"𝙰𝚍𝚊 𝚍𝚞𝚊 𝚙𝚒𝚕𝚒𝚑𝚊𝚗 𝚑𝚒𝚍𝚞𝚙 𝚍𝚒 𝚙𝚊𝚐𝚒 𝚑𝚊𝚛𝚒, 𝚔𝚎𝚖𝚋𝚊𝚕𝚒 𝚝𝚒𝚍𝚞𝚛 𝚞𝚗𝚝𝚞𝚔 𝚖𝚎𝚕𝚊𝚗𝚓𝚞𝚝𝚔𝚊𝚗 𝚖𝚒𝚖𝚙𝚒 𝚊𝚝𝚊𝚞 𝚋𝚊𝚗𝚐𝚞𝚗 𝚝𝚒𝚍𝚞𝚛 𝚞𝚗𝚝𝚞𝚔 𝚖𝚎𝚠𝚞𝚓𝚞𝚍𝚔𝚊𝚗 𝚖𝚒𝚖𝚙𝚒."
Namanya Diding,
Sahabat saya ini jarang sekali memberikan uang receh kepada pengemis. Padahal perkiraan saya gajinya dua kali gaji saya.
Tapi rupanya anggapan saya ini gugur saat kami berteduh dari hujan di Pasar Minggu...
Seorang ibu setengah baya sambil menggendong anaknya menghampiri kami seraya menengadahkan tangan. Tangan saya yang sudah berancang-ancang mengeluarkan receh ditahannya. Kemudian Diding mengeluarkan dua lembar uang dari sakunya, satu lembar seribu rupiah, satu lembar lagi seratus ribu rupiah. Sementara si ibu tadi ternganga entah apa yang ada di pikirannya sambil memerhatikan dua lembar uang itu.
"Ibu kalau saya kasih pilihan, mau pilih yang mana, yang seribu rupiah atau yang seratus ribu?" tanya Diding.

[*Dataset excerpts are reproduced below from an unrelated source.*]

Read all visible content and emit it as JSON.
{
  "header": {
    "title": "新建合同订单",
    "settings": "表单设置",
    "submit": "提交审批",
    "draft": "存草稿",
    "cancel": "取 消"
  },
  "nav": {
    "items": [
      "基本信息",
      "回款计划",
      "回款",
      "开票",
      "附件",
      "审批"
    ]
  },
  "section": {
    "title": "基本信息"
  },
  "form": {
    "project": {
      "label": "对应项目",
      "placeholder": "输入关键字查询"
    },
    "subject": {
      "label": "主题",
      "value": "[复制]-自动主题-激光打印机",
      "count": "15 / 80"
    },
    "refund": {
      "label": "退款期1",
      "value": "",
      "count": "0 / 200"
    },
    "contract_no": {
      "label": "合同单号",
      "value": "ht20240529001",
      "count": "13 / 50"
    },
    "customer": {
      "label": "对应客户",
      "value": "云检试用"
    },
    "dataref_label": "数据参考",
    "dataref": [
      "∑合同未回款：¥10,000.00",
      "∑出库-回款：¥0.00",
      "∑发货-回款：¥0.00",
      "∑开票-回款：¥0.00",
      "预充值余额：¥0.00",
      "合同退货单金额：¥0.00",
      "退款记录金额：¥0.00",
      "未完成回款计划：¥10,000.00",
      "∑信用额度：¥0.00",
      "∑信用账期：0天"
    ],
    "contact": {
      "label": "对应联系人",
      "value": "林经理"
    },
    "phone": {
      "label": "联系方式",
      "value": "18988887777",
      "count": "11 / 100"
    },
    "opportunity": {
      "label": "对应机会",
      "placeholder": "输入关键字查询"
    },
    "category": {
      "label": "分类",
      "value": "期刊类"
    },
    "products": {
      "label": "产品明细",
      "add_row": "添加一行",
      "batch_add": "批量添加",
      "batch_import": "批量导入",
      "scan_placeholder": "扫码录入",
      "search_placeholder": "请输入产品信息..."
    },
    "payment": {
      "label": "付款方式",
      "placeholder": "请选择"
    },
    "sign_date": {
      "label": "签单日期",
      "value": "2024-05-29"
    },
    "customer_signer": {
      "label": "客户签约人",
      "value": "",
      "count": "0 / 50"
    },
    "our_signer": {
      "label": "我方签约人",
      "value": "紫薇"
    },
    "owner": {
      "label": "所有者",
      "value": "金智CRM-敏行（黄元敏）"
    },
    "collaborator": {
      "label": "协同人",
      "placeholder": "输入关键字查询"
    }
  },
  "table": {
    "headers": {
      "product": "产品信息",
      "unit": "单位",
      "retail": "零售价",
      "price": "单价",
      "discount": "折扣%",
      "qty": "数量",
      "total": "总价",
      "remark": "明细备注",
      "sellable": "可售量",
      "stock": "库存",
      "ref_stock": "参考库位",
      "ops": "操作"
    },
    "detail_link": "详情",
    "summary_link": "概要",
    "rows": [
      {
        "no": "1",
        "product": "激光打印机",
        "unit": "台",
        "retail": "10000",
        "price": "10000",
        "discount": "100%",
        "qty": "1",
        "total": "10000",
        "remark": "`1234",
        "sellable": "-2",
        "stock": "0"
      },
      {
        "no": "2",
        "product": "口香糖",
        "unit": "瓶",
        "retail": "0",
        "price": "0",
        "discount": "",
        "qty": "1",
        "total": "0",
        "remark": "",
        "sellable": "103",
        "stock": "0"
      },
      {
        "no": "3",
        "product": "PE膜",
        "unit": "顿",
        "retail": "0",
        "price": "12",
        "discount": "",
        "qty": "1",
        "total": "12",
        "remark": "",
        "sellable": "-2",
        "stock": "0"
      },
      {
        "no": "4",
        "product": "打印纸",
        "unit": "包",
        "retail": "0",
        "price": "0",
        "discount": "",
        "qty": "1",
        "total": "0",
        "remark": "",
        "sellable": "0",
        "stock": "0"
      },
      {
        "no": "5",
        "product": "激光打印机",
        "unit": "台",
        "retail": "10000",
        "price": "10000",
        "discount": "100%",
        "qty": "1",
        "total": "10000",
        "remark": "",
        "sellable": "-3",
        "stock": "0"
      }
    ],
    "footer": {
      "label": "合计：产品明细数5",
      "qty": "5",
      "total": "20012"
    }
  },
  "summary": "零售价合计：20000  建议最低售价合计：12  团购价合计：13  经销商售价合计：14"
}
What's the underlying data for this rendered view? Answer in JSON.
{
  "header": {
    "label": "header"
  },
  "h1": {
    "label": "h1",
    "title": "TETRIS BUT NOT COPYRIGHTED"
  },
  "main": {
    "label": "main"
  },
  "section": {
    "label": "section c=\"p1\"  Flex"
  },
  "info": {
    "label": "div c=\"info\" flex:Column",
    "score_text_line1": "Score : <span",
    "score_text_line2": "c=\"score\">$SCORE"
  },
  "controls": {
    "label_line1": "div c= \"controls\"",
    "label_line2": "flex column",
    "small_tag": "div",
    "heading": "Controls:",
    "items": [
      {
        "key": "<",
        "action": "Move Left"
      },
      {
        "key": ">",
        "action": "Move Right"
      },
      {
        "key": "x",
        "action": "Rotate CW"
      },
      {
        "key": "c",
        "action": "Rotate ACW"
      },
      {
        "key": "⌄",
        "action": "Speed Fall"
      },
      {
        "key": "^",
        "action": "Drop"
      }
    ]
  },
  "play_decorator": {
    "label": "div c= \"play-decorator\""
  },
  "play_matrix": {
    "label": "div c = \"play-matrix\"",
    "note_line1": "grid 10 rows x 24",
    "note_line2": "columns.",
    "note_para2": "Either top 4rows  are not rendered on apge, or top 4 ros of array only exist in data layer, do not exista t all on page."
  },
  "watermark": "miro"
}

Sudah barang tentu, siapa pun orangnya pasti akan memilih yang lebih besar. Termasuk ibu tadi yang serta merta menunjuk uang seratus ribu.
"Kalau ibu pilih yang seribu rupiah, tidak harus dikembalikan. Tapi kalau ibu pilih yang seratus ribu, saya tidak memberikannya secara cuma-cuma. Ibu harus mengembalikannya dalam waktu yang kita tentukan, bagaimana?" terang Diding.
Perlu waktu yang agak lama, sebelum ibu itu menjawabnya. Terlihat ia masih tampak bingung dengan maksud sahabat saya itu. "Maksudnya ... yang seratus ribu itu hanya pinjaman?" tanya ibu.
"Betul bu, itu hanya pinjaman. Maksud saya begini, kalau saya berikan seribu rupiah ini untuk ibu,paling lama satu jam mungkin sudah habis. Tapi saya akan meminjamkan uang seratus ribu ini untuk ibu agar esok hari dan seterusnya ibu tak perlu meminta-minta lagi," katanya.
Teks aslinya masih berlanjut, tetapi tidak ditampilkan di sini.